There is a programme that we are working on in partnership with several companies here including Innovate UK, the Standards Institute and the Hartree centre called Bridge AI. It is a programme that will enable AI to be adopted and to flourish in some quite different areas to the UK’s usual avenues. Only 5% of AI startups in the UK focus on traditional sectors such as transport, manufacturing, agriculture and construction. The large majority of them are focused on data science consultancies. To address this situation, Digital Catapult worked closely with Innovate UK and the relevant UK funding agency to design and launch Bridge AI. It aims to support AI supply in sectors of the UK economy that are currently underserved. It’s quite a rich and dynamic programme with a lot of organisations around the UK involved. To pick a couple out of a hat, we have VeuNex Global an oil and gas company specialising in tackling health and safety in that very dangerous environment using AI and computer vision to make things safer for people to work.
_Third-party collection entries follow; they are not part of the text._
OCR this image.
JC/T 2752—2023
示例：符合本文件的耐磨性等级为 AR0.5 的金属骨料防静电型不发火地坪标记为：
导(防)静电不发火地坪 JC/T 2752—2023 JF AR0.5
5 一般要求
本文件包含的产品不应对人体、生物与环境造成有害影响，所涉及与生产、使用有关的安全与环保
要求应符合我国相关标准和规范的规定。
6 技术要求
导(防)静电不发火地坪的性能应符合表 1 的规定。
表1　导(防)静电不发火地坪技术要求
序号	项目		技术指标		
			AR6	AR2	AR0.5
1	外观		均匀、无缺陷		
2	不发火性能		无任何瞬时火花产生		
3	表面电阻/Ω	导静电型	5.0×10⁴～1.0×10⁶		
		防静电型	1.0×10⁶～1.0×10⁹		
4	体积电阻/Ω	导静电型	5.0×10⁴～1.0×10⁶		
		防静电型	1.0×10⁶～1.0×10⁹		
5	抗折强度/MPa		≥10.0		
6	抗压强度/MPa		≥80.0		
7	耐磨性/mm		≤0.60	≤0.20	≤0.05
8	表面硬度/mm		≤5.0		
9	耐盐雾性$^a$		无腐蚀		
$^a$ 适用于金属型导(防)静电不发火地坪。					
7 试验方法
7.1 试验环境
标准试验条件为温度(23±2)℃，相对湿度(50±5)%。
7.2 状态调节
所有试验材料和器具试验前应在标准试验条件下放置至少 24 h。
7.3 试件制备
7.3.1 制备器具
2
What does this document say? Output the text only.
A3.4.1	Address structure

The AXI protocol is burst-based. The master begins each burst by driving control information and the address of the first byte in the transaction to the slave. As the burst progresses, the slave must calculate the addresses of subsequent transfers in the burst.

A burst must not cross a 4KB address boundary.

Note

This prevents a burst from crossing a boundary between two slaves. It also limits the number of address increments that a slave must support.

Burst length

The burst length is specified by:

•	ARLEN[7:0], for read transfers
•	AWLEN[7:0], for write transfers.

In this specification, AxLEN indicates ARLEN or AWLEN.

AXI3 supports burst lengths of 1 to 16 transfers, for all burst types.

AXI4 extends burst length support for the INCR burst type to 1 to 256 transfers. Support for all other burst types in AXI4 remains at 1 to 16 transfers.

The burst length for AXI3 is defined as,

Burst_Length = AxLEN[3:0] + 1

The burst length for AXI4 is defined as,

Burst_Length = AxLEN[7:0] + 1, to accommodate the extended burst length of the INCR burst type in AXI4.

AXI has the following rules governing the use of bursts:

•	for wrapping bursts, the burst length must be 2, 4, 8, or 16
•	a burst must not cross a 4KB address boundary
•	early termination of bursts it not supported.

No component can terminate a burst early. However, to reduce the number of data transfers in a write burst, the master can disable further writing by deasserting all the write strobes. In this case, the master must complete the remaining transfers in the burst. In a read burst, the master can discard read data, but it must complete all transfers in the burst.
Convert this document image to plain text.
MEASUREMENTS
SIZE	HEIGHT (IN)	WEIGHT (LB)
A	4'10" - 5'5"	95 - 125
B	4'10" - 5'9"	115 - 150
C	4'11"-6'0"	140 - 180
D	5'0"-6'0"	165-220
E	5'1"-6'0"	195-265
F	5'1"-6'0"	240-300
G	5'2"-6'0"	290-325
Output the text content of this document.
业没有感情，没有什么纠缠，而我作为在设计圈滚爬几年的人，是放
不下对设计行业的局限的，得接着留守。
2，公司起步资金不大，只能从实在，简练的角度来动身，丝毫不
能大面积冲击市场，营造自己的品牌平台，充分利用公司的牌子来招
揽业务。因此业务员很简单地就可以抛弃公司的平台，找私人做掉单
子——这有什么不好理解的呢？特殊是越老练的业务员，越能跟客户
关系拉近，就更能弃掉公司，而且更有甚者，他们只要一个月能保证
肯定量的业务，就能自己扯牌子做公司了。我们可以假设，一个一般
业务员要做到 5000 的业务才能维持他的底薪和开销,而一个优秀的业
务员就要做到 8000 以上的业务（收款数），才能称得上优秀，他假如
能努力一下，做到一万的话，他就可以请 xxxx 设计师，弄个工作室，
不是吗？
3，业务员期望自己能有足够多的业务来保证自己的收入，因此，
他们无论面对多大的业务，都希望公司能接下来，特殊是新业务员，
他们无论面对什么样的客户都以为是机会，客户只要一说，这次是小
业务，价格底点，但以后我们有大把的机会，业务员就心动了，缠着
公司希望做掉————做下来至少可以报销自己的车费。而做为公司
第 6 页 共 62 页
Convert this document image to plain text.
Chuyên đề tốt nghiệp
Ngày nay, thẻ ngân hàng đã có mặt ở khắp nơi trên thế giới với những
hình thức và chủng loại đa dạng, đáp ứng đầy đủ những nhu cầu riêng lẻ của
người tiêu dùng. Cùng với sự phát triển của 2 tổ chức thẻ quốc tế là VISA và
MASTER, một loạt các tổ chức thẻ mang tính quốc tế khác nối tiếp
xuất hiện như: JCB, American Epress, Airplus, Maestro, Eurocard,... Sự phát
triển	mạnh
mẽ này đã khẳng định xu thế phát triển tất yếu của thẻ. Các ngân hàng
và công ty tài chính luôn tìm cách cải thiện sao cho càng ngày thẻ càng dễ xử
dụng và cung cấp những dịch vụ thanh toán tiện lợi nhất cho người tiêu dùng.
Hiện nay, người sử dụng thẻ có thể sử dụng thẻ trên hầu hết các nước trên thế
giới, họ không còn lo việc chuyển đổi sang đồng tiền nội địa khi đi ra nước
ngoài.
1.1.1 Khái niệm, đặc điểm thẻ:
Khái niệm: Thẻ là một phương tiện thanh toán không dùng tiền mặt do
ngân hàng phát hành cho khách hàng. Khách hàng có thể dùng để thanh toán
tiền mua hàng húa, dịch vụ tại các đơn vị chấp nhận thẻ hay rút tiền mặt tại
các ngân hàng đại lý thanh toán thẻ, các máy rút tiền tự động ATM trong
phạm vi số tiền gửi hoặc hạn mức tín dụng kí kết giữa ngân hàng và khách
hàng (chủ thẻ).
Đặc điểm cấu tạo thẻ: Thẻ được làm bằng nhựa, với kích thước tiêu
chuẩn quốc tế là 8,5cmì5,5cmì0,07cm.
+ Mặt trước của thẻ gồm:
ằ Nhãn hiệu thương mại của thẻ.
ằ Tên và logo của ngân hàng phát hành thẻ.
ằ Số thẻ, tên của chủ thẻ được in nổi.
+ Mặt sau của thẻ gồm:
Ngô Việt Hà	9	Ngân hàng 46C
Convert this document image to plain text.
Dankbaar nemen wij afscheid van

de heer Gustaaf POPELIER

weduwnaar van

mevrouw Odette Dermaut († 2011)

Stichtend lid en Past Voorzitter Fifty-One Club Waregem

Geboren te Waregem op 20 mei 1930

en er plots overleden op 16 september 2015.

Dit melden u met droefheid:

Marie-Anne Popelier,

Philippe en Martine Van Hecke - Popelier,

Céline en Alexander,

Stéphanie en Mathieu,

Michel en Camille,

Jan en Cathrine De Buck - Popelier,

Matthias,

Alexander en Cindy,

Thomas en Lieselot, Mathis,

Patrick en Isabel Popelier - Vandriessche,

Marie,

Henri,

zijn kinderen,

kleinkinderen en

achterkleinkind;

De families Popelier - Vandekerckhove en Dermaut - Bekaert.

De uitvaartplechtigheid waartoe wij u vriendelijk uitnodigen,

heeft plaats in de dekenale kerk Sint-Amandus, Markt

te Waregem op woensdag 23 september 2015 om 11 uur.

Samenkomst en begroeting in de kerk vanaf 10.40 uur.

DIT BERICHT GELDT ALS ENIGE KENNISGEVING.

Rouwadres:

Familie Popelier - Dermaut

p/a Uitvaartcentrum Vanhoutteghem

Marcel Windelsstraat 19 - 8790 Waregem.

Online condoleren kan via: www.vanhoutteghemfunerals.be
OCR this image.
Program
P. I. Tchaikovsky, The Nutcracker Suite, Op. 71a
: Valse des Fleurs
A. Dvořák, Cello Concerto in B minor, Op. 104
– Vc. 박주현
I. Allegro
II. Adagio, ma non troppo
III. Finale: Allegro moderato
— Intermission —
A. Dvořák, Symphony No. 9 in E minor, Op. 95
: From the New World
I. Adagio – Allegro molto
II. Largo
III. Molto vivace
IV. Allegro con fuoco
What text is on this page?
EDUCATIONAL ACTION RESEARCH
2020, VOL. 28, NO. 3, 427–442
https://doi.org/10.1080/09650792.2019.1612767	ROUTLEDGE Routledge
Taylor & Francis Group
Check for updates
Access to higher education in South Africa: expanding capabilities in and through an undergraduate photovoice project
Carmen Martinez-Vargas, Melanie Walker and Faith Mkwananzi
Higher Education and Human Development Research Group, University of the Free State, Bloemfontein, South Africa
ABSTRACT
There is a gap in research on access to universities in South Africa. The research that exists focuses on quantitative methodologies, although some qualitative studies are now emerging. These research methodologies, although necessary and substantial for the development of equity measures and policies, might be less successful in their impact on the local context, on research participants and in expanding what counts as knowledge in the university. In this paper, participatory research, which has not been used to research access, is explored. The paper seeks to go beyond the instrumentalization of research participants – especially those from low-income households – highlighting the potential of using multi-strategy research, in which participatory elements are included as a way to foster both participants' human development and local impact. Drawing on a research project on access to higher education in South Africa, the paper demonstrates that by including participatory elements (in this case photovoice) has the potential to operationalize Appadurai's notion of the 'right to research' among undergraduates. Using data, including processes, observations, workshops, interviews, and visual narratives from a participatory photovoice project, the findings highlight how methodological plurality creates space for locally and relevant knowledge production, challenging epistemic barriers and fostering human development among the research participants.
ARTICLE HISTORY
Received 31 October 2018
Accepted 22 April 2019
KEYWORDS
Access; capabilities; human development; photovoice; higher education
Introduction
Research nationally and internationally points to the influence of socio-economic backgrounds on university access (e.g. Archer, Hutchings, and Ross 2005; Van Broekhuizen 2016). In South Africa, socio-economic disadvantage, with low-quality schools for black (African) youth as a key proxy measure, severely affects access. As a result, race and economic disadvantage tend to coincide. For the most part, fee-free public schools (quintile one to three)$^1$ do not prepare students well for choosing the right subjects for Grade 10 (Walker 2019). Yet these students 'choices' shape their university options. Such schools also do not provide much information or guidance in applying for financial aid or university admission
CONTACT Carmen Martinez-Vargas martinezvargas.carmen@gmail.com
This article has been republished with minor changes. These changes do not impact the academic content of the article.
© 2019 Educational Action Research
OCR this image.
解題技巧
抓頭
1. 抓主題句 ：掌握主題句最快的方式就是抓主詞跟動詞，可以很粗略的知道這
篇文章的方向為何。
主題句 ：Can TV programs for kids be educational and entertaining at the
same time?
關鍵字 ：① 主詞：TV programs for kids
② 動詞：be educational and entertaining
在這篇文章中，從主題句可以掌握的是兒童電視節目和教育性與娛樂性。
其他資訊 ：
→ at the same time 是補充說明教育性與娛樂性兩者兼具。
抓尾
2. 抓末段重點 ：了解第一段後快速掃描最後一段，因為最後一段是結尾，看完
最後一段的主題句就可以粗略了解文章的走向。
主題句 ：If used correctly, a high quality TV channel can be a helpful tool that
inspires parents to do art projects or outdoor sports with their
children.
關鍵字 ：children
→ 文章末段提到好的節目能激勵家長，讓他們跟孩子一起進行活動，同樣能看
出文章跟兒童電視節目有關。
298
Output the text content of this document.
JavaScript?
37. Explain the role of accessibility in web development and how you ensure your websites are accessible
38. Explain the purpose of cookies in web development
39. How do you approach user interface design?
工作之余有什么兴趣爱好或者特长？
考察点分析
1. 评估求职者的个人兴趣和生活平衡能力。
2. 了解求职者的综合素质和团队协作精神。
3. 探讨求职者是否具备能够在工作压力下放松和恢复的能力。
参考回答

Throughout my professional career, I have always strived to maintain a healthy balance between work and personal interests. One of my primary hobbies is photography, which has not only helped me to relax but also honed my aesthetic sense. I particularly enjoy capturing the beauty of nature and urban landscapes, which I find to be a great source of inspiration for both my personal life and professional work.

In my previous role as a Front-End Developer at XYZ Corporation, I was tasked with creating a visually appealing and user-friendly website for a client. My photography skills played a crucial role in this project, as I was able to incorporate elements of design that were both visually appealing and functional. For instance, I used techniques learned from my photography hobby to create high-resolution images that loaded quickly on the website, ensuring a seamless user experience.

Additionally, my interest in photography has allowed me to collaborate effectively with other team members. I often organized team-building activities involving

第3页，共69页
We also have Neural Echo Labs, which is a UK based computer games startup looking at immersive virtual experiences through brainwave communications, blending brain computer interfaces, VR and AI together. Through the Bridge AI programme, a colleague from the Information Commission became a mentor of that startup, and provides ongoing engagement and support. 

 

The rate of progress of AI is exemplified by a I recent example shown on X (formally Twitter) attempting to reconstruct what humans imagine from MRI data. It was an example of functional MRI imagery where people are shown an image of say a giraffe which in an MRI, and then AI is able to take the data from the functional MRI, and construct what the person is looking at. It just shows some of the sorts of examples that we may expect to run into here.